Your research paper will include scholarly notes to sources. These notes are sometimes called "footnotes", referring to the older tendency to place scholarly notes at the bottom or foot of each typed or printed page. You will not place notes at the bottom of the page. You should insert your notes in brackets at the appropriate point in the text of your essay. You should use shortest possible abbreviation in these bracketed textual notes, so as to interfere as little a possible with the flow of your narrative. In this research-paper exercise, the presumption is that extended narrative statements that we might be tempted to put in a footnote ought to be in the text itself, or tossed out altogether. "Footnotes", in other words, ought to serve the sole purpose of guiding your reader to where your narrative can be confirmed. Be careful that your abbreviated citation allows the reader with ease to find the full source reference in your bibliography. And that leads us to this =

You will place an alphabetized bibliography at the end of your text. If you cite in footnotes more than one source by the same author, distinguish one from the other by placing the date of publication in parenthesis after the name or abbreviation used in the note.

Here is an example of a narrative fragment with two "footnotes", followed by a fragment from a possible bibliography that explicates the two "footnotes".
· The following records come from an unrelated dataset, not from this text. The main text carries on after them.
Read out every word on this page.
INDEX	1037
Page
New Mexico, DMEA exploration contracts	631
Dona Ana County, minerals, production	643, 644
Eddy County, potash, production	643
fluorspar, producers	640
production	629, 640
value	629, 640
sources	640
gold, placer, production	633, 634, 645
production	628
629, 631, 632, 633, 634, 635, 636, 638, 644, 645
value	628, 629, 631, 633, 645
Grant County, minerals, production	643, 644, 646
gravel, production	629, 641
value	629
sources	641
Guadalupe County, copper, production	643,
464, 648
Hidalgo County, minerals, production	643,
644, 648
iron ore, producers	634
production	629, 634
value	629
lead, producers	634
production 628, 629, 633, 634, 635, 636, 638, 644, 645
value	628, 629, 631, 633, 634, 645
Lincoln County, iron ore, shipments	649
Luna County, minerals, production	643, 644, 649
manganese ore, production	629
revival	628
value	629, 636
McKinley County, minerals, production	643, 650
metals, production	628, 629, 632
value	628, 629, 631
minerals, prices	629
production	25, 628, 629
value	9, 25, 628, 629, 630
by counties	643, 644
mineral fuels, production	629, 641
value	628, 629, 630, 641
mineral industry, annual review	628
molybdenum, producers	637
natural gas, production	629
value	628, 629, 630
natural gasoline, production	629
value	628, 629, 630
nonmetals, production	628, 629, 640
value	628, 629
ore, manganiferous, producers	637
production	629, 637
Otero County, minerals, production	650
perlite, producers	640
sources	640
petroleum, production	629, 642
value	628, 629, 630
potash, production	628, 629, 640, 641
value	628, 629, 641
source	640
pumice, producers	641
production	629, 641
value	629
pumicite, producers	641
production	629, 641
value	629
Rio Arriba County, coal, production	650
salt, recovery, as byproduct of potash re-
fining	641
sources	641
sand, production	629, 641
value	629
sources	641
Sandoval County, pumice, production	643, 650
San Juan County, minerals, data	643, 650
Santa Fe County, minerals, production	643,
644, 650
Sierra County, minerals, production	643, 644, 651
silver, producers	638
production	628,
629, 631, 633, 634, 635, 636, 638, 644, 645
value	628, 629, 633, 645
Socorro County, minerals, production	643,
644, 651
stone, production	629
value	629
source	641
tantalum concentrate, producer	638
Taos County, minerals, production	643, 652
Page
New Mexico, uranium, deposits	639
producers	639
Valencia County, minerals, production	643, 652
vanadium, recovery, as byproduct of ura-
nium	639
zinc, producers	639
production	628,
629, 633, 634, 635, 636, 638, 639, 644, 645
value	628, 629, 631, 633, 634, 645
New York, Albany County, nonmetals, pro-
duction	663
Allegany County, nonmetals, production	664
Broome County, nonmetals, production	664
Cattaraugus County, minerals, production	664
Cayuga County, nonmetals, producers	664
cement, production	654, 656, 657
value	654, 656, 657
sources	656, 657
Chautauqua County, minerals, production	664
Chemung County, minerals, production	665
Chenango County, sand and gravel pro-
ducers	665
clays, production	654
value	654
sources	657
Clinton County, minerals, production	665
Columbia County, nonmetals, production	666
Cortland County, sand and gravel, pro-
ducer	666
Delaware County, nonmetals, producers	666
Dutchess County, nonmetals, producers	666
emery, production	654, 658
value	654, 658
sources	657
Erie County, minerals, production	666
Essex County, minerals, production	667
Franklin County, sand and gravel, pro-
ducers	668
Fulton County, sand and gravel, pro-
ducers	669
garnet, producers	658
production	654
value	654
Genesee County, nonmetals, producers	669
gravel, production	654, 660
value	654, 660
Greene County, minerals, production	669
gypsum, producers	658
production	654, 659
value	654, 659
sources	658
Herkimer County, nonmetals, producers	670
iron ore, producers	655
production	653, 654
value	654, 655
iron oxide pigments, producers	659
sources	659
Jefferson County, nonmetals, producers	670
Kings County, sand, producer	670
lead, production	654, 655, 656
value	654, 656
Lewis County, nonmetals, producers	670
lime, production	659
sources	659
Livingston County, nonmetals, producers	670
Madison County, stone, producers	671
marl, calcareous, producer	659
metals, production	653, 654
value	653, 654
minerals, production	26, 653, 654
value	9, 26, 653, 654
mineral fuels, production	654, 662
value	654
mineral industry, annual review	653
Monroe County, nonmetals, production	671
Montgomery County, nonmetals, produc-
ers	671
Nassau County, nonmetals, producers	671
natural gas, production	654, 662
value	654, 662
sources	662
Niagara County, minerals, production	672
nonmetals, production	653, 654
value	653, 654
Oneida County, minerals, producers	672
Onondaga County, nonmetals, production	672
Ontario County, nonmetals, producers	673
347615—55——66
After the unsuccessful August coup against his reforms, Mikhail Gorbachev expressed his opinion that his enemies in the Soviet establishment feared the new Union Treaty he was about to sign [Gorbachev (1991):71-6]. Gorbachev was identified in the minds of the coup conspirators with a reform of federal relations among the sixteen Soviet republics. The conspirators were threatened by the fact that the new treaty weakening the authority of military/industrial insiders in Moscow [Gorbachev (1989)].

= Bibliography =

Gorbachev, Mikhail (1991). The August Coup: The Truth and the Lessons . London: HarperCollins, 1991.
-------------------- (1989). Perestroika is the concern of all Soviet peoples: Speech at a meeting with working people in Kiev, Feb. 23, 1989. Moscow: Novosti, 1989.